Leser erwarten eine wertende Einordnung
Auseinandersetzung über Kolumne zu einer Günther-Jauch-Sendung
Unter der Überschrift „Dreister AfD-Politiker provoziert bei Jauch-Talk mit Deutschland-Fahne“ veröffentlicht die Online-Ausgabe eines Nachrichtenmagazins eine TV-Kolumne. Darin heißt es: „Justizminister Maas rede wie Honecker, die deutsche Frau habe blond zu sein, der Ausländer vergewaltige oft: Und dann packt AfD-Mann Höcke auch noch die Deutschlandfahne aus.“ Der Beschwerdeführer – ein Leser der Zeitschrift – wirft dieser eine falsche Tatsachenbehauptung vor. Der Kolumnist behaupte, Höcke habe gesagt, eine deutsche Frau habe blond zu sein. Das entspreche nicht der Wahrheit.

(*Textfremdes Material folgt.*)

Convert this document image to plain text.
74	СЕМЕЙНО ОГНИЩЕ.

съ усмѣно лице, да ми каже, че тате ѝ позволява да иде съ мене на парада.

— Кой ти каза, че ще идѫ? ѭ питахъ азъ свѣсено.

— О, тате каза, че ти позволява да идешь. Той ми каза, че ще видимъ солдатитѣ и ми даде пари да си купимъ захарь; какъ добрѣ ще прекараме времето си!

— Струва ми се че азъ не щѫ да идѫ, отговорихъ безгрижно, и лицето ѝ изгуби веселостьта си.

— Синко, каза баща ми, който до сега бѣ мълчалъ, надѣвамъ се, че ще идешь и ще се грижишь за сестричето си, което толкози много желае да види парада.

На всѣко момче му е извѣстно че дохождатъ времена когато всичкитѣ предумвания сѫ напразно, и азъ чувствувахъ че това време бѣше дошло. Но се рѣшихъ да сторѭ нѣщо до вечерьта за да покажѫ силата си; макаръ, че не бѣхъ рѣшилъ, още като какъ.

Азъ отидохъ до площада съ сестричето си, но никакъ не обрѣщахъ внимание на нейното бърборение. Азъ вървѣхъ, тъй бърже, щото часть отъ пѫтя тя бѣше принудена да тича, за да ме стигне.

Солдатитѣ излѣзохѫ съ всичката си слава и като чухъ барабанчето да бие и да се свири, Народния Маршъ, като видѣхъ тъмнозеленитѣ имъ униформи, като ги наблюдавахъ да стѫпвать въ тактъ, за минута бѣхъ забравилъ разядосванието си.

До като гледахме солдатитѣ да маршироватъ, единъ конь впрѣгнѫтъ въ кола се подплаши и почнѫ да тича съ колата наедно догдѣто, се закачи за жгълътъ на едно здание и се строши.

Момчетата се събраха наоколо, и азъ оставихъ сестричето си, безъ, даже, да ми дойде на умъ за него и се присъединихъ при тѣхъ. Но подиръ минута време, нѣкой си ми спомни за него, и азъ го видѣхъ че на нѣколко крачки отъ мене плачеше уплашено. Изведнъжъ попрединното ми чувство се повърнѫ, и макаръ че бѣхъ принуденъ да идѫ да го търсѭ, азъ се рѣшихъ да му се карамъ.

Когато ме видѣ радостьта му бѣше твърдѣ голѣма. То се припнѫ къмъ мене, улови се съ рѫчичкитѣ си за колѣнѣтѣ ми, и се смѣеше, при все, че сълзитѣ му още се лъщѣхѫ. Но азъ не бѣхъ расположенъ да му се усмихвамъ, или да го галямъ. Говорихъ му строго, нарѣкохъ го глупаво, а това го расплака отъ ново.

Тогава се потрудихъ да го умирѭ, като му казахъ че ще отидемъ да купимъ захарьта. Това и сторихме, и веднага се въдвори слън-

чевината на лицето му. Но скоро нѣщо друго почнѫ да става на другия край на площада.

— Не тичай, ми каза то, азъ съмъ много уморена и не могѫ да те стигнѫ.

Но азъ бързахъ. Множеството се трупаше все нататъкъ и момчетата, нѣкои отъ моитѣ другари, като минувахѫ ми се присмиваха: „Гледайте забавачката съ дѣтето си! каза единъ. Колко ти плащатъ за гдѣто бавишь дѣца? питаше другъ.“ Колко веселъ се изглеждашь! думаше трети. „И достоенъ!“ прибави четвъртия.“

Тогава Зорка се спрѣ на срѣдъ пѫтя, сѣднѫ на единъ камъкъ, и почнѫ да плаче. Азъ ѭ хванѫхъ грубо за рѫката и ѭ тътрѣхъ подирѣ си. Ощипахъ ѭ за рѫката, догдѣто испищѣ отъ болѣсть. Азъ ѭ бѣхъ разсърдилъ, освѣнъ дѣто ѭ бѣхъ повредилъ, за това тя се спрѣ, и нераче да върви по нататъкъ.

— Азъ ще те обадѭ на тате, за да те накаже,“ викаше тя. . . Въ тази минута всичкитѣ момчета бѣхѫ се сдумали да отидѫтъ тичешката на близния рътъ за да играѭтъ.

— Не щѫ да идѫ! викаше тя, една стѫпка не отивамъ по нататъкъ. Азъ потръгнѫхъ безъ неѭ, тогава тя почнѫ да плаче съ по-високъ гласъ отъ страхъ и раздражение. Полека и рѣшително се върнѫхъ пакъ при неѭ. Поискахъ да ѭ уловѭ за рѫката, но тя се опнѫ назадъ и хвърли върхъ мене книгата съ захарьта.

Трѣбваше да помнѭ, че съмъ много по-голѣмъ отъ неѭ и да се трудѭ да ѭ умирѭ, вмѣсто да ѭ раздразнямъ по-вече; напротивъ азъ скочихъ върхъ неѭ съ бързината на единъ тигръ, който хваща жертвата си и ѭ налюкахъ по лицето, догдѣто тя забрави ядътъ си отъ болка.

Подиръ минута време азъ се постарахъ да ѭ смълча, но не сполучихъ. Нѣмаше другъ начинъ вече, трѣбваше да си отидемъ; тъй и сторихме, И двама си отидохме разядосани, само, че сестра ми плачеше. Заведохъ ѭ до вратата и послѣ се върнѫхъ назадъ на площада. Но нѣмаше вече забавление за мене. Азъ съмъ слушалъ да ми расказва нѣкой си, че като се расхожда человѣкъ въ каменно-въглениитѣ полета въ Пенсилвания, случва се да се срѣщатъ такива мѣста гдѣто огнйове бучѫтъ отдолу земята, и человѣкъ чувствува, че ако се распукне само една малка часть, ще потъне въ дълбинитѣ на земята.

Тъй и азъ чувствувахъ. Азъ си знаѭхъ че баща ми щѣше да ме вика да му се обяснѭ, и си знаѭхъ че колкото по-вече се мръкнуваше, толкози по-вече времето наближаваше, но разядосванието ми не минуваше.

Diese Aussage sei in der besagten Sendung nicht gefallen. Wörtlich habe Höcke gesagt: „Die Angstträume werden größer, gerade für blonde Frauen.“ Er habe später noch entschuldigend ergänzt: „Natürlich waren auch brünette, rothaarige und schwarzhaarige gemeint.“ Der Beschwerdeführer stellt weiter fest, die Deutschlandfahne sei keine Provokation, sondern ein Hoheitszeichen. Der Presserat beschränkt die Beschwerde auf ein mögliches falsches Zitieren. Der Chefredakteur der Online-Ausgabe stellt fest, bei der kritisierten Kolumne handele es sich um einen Meinungsbeitrag. Da erwarte der Leser nicht die präzise Wiedergabe eines Geschehens, sondern eine wertende Einordnung. Daher sei es völlig in Ordnung, wenn die Autorin sich nicht nur mit dem auseinandersetze, was AfD-Politiker Höcke wörtlich gesagt habe, sondern damit, was er durch die Gesamtheit seiner Aussagen und seines Auftritts transportiert habe. Wenn jemand wie Björn Höcke von größer werdenden Angstträumen „gerade für blonde Frauen“ spreche, während er ein Deutschlandfähnchen auf seine Sessellehne hänge, dann sei klar, dass er sich nicht um blonde Migrantinnen sorge. Die Haarfarbe werde hier als Chiffre für die nationale Zugehörigkeit verwendet. Die Formulierung im Text sei eine Zuspitzung, als solche aber auch erkennbar. Hier werde ersichtlich nicht wörtlich wiedergegeben, was Höcke gesagt habe, sondern wie die Autorin ihn aufgrund seines gesamten Auftritts sehe. Für solche Meinungen müsse Platz sein. Dies vor allem im Zusammenhang mit Politikern, die selbst polemisch agierten.